Redaction In A Minor

Completed April 2018

Start with a 1940s how-to manual. Erase every “A”—except one stubborn capital left as a witness. Text becomes constellations; meaning turns to pattern. Redaction In A Minor uses absence as ink: less headline noise, more quiet signal. No right-side-up; one redacted page becomes a repeating tile.

Lately the feed feels like a shouting match: takes on takes, bots posing as people, “breaking” that rarely breaks new ground. I needed subtraction. So I pulled a timeworn reference book—a 1940s tool manual with that library-stack perfume—and began removing every single “A.” Not black bars, but deliberate marks following aesthetic logic.

The pages shifted from language to star maps: dotted fields, small galaxies of redaction. It was oddly calming—less debate, more doing—and it kept going.

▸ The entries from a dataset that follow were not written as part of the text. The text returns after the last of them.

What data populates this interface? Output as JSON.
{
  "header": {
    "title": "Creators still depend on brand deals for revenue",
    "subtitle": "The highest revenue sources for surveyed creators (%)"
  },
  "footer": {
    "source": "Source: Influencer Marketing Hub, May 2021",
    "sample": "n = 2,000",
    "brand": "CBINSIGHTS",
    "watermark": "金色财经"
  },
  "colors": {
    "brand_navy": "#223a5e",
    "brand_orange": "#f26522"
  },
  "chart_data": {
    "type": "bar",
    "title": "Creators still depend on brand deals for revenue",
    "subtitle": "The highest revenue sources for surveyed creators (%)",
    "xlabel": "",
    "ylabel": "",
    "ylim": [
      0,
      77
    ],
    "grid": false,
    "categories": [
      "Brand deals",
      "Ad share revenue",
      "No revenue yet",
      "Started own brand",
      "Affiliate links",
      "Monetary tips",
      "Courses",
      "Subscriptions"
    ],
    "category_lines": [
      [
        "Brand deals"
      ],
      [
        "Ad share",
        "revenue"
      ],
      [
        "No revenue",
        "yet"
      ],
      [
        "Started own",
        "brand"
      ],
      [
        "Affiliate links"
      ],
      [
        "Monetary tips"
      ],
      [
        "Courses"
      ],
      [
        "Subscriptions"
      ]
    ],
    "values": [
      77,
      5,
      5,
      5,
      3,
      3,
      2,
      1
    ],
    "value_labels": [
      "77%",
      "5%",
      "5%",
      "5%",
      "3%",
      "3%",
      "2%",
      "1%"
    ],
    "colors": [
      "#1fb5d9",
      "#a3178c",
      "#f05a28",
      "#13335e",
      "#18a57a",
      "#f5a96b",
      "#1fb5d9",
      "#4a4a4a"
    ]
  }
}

The patterns started reading like textiles, which clicked. I began making paintings that harmonize without a fixed orientation; turn them any direction and they hold. One sheet composed only of redacted “A” marks became the seed tile for a repeat.

Why “A Minor”? Because the letter is (almost) gone, the mood sits in a lower key—and one capital “A” is intentionally left unredacted. That lone major note inside a minor field keeps the key signature honest.

The work asks what remains when you strip the loudest characters away: which structures persist, what new readings appear, and who decides what gets erased. In a culture hooked on hot takes and “fake news,” this series is my cool take: fewer exclamation points, more looking. And yes—many A’s were harmed in the making.